The present embodiments relate to electronic processors such as microprocessors or digital signal processors (“DSPs”), and are more particularly directed to providing such a processor operable in response to an instruction to efficiently shift a data argument in response to respective left and right shift count indicators.
Electronic processors including microprocessors and DSPs have become prevalent in numerous applications, including uses for devices in personal, business, and other environments. Demands of the marketplace affect many aspects of processor design, including factors such as device power consumption and speed. As a result, constant evaluation is performed by processor designers in an effort to provide improvements in these and other factors. The present embodiments also endeavor toward this end.

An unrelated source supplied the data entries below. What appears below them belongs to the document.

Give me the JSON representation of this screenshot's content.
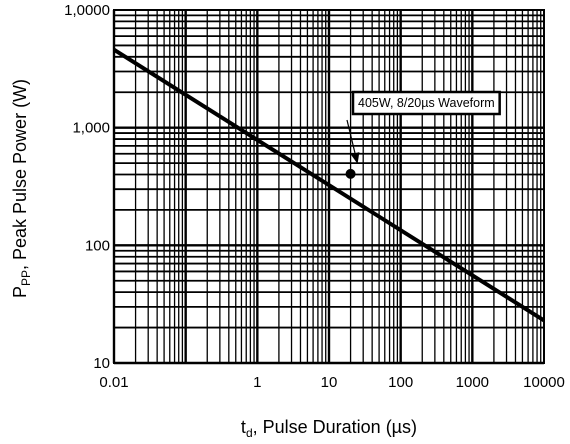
{
  "chart_data": {
    "type": "line",
    "x_scale": "log",
    "y_scale": "log",
    "xlim": [
      0.01,
      10000
    ],
    "ylim": [
      10,
      10000
    ],
    "grid": true,
    "xlabel": {
      "main": "t",
      "sub": "d",
      "rest": ", Pulse Duration (µs)"
    },
    "ylabel": {
      "main": "P",
      "sub": "PP",
      "rest": ", Peak Pulse Power (W)"
    },
    "x_ticks": [
      {
        "value": 0.01,
        "label": "0.01"
      },
      {
        "value": 1,
        "label": "1"
      },
      {
        "value": 10,
        "label": "10"
      },
      {
        "value": 100,
        "label": "100"
      },
      {
        "value": 1000,
        "label": "1000"
      },
      {
        "value": 10000,
        "label": "10000"
      }
    ],
    "y_ticks": [
      {
        "value": 10000,
        "label": "1,0000"
      },
      {
        "value": 1000,
        "label": "1,000"
      },
      {
        "value": 100,
        "label": "100"
      },
      {
        "value": 10,
        "label": "10"
      }
    ],
    "series": [
      {
        "x": [
          0.01,
          10000
        ],
        "y": [
          4600,
          23
        ]
      }
    ],
    "marker": {
      "x": 20,
      "y": 405
    },
    "annotation": {
      "text": "405W, 8/20µs Waveform",
      "x": 20,
      "y": 405
    }
  }
}
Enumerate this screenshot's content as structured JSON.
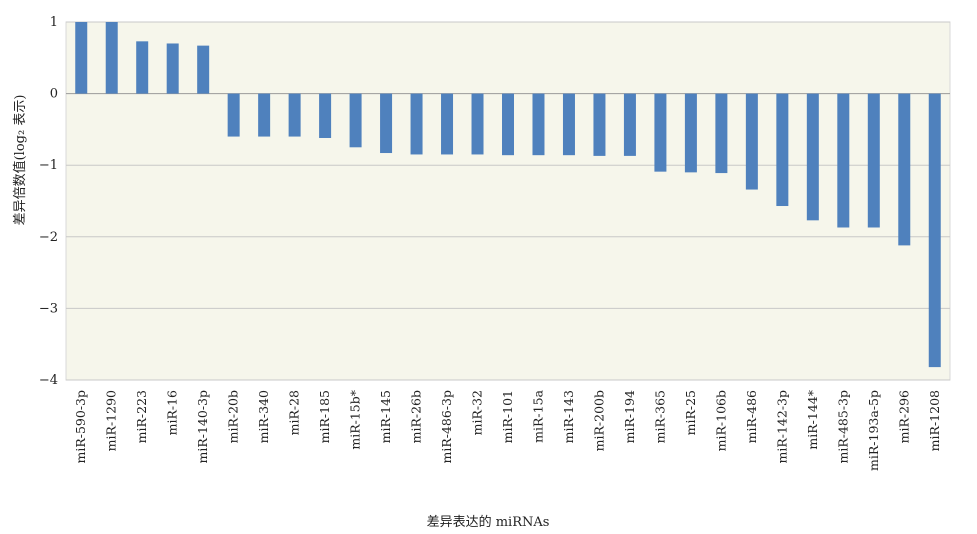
{
  "chart_data": {
    "type": "bar",
    "title": "",
    "xlabel": "差异表达的 miRNAs",
    "ylabel": "差异倍数值(log₂ 表示)",
    "ylim": [
      -4,
      1
    ],
    "yticks": [
      "1",
      "0",
      "−1",
      "−2",
      "−3",
      "−4"
    ],
    "grid": true,
    "bar_color": "#4f81bd",
    "plot_bg": "#f6f6eb",
    "categories": [
      "miR-590-3p",
      "miR-1290",
      "miR-223",
      "miR-16",
      "miR-140-3p",
      "miR-20b",
      "miR-340",
      "miR-28",
      "miR-185",
      "miR-15b*",
      "miR-145",
      "miR-26b",
      "miR-486-3p",
      "miR-32",
      "miR-101",
      "miR-15a",
      "miR-143",
      "miR-200b",
      "miR-194",
      "miR-365",
      "miR-25",
      "miR-106b",
      "miR-486",
      "miR-142-3p",
      "miR-144*",
      "miR-485-3p",
      "miR-193a-5p",
      "miR-296",
      "miR-1208"
    ],
    "values": [
      1.0,
      1.0,
      0.73,
      0.7,
      0.67,
      -0.6,
      -0.6,
      -0.6,
      -0.62,
      -0.75,
      -0.83,
      -0.85,
      -0.85,
      -0.85,
      -0.86,
      -0.86,
      -0.86,
      -0.87,
      -0.87,
      -1.09,
      -1.1,
      -1.11,
      -1.34,
      -1.57,
      -1.77,
      -1.87,
      -1.87,
      -2.12,
      -3.82
    ]
  }
}
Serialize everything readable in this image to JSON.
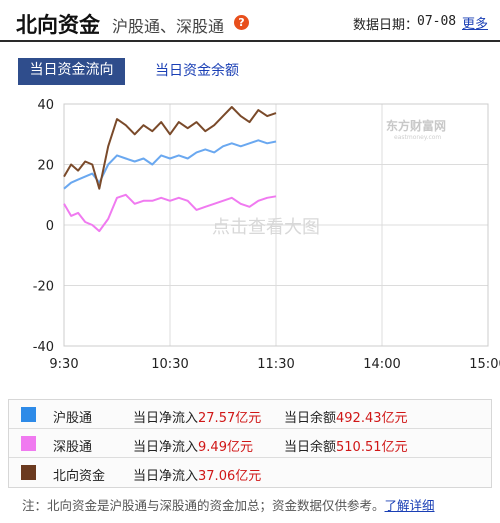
{
  "header": {
    "title": "北向资金",
    "subtitle": "沪股通、深股通",
    "help_icon": "question-icon",
    "date_label": "数据日期：",
    "date_value": "07-08",
    "more_label": "更多"
  },
  "tabs": [
    {
      "label": "当日资金流向",
      "active": true
    },
    {
      "label": "当日资金余额",
      "active": false
    }
  ],
  "watermark": {
    "text": "点击查看大图",
    "logo_name": "东方财富网",
    "logo_sub": "eastmoney.com"
  },
  "chart_data": {
    "type": "line",
    "x_ticks": [
      "9:30",
      "10:30",
      "11:30",
      "14:00",
      "15:00"
    ],
    "y_ticks": [
      "40",
      "20",
      "0",
      "-20",
      "-40"
    ],
    "ylim": [
      -40,
      40
    ],
    "grid": true,
    "series": [
      {
        "name": "沪股通",
        "color": "#6aa8f0",
        "x": [
          "9:30",
          "9:34",
          "9:38",
          "9:42",
          "9:46",
          "9:50",
          "9:55",
          "10:00",
          "10:05",
          "10:10",
          "10:15",
          "10:20",
          "10:25",
          "10:30",
          "10:35",
          "10:40",
          "10:45",
          "10:50",
          "10:55",
          "11:00",
          "11:05",
          "11:10",
          "11:15",
          "11:20",
          "11:25",
          "11:30"
        ],
        "values": [
          12,
          14,
          15,
          16,
          17,
          14,
          20,
          23,
          22,
          21,
          22,
          20,
          23,
          22,
          23,
          22,
          24,
          25,
          24,
          26,
          27,
          26,
          27,
          28,
          27,
          27.6
        ]
      },
      {
        "name": "深股通",
        "color": "#f07af0",
        "x": [
          "9:30",
          "9:34",
          "9:38",
          "9:42",
          "9:46",
          "9:50",
          "9:55",
          "10:00",
          "10:05",
          "10:10",
          "10:15",
          "10:20",
          "10:25",
          "10:30",
          "10:35",
          "10:40",
          "10:45",
          "10:50",
          "10:55",
          "11:00",
          "11:05",
          "11:10",
          "11:15",
          "11:20",
          "11:25",
          "11:30"
        ],
        "values": [
          7,
          3,
          4,
          1,
          0,
          -2,
          2,
          9,
          10,
          7,
          8,
          8,
          9,
          8,
          9,
          8,
          5,
          6,
          7,
          8,
          9,
          7,
          6,
          8,
          9,
          9.5
        ]
      },
      {
        "name": "北向资金",
        "color": "#7a4a2a",
        "x": [
          "9:30",
          "9:34",
          "9:38",
          "9:42",
          "9:46",
          "9:50",
          "9:55",
          "10:00",
          "10:05",
          "10:10",
          "10:15",
          "10:20",
          "10:25",
          "10:30",
          "10:35",
          "10:40",
          "10:45",
          "10:50",
          "10:55",
          "11:00",
          "11:05",
          "11:10",
          "11:15",
          "11:20",
          "11:25",
          "11:30"
        ],
        "values": [
          16,
          20,
          18,
          21,
          20,
          12,
          26,
          35,
          33,
          30,
          33,
          31,
          34,
          30,
          34,
          32,
          34,
          31,
          33,
          36,
          39,
          36,
          34,
          38,
          36,
          37
        ]
      }
    ]
  },
  "legend": [
    {
      "name": "沪股通",
      "color": "#2e8be8",
      "inflow_label": "当日净流入",
      "inflow_value": "27.57亿元",
      "balance_label": "当日余额",
      "balance_value": "492.43亿元"
    },
    {
      "name": "深股通",
      "color": "#f07af0",
      "inflow_label": "当日净流入",
      "inflow_value": "9.49亿元",
      "balance_label": "当日余额",
      "balance_value": "510.51亿元"
    },
    {
      "name": "北向资金",
      "color": "#6b3a1f",
      "inflow_label": "当日净流入",
      "inflow_value": "37.06亿元"
    }
  ],
  "footer": {
    "note": "注：北向资金是沪股通与深股通的资金加总；资金数据仅供参考。",
    "link_label": "了解详细"
  }
}
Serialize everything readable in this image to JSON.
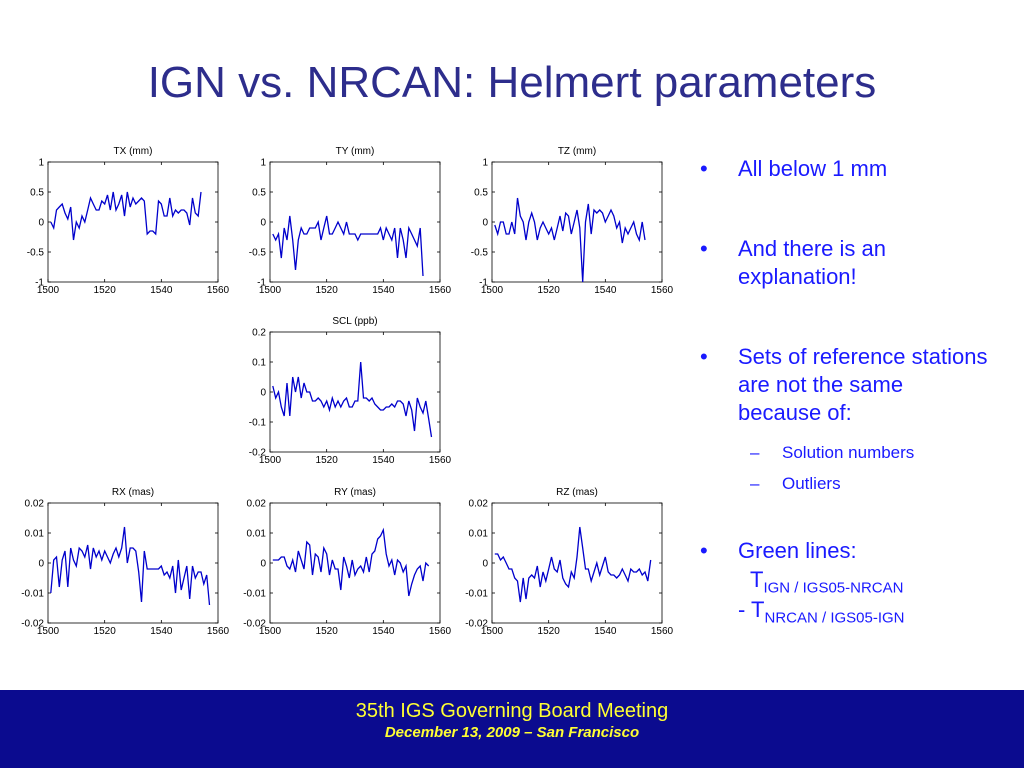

The present embodiments are directed to providing an improved processor functional unit for purposes of rotating a data argument. Rotation of a data argument is intended to cover the instance where data is to be shifted twice, once in a first direction and then thereafter in an opposite direction. Thus, two possibilities exist, namely, a right shift followed by a left shift or a left shift followed by a right shift. Two such successive shifts may be required in various instances, where by way of example the present commercially available DSPs sold by Texas Instruments Incorporated under the TMS320C6xxx family include an EXTRACT instruction in the DSP instruction set, and that instruction calls for two successive and opposite-direction shifts. The use of such operations is typically beneficial to manipulate or isolate a portion of data within a data word, where the word in contemporary processors is often a 32-bit data argument. Further, these two shifts can be used with additional operations, such as arithmetic or logical operations with another data argument, in order to achieve an intended result. In any event, in previous processors, such operations required either the use of two successive shift instructions, or the use of the EXTRACT instruction, with either approach being executed in the processor by performing a complete shift in one direction followed by another complete shift in the opposite direction. In this regard, either two independent operations are expended, one for each shift, or the two shifts might be executed simultaneously, thereby requiring however the complexity of two different 32-bit shifters (i.e., one for each of the two shifts). Additional delay and/or additional complexity, such as that required by these prior art approaches, are considered drawbacks in contemporary processor design.
In view of the above, there arises a need to address the drawbacks of the prior art, as is achieved by the preferred embodiments described below.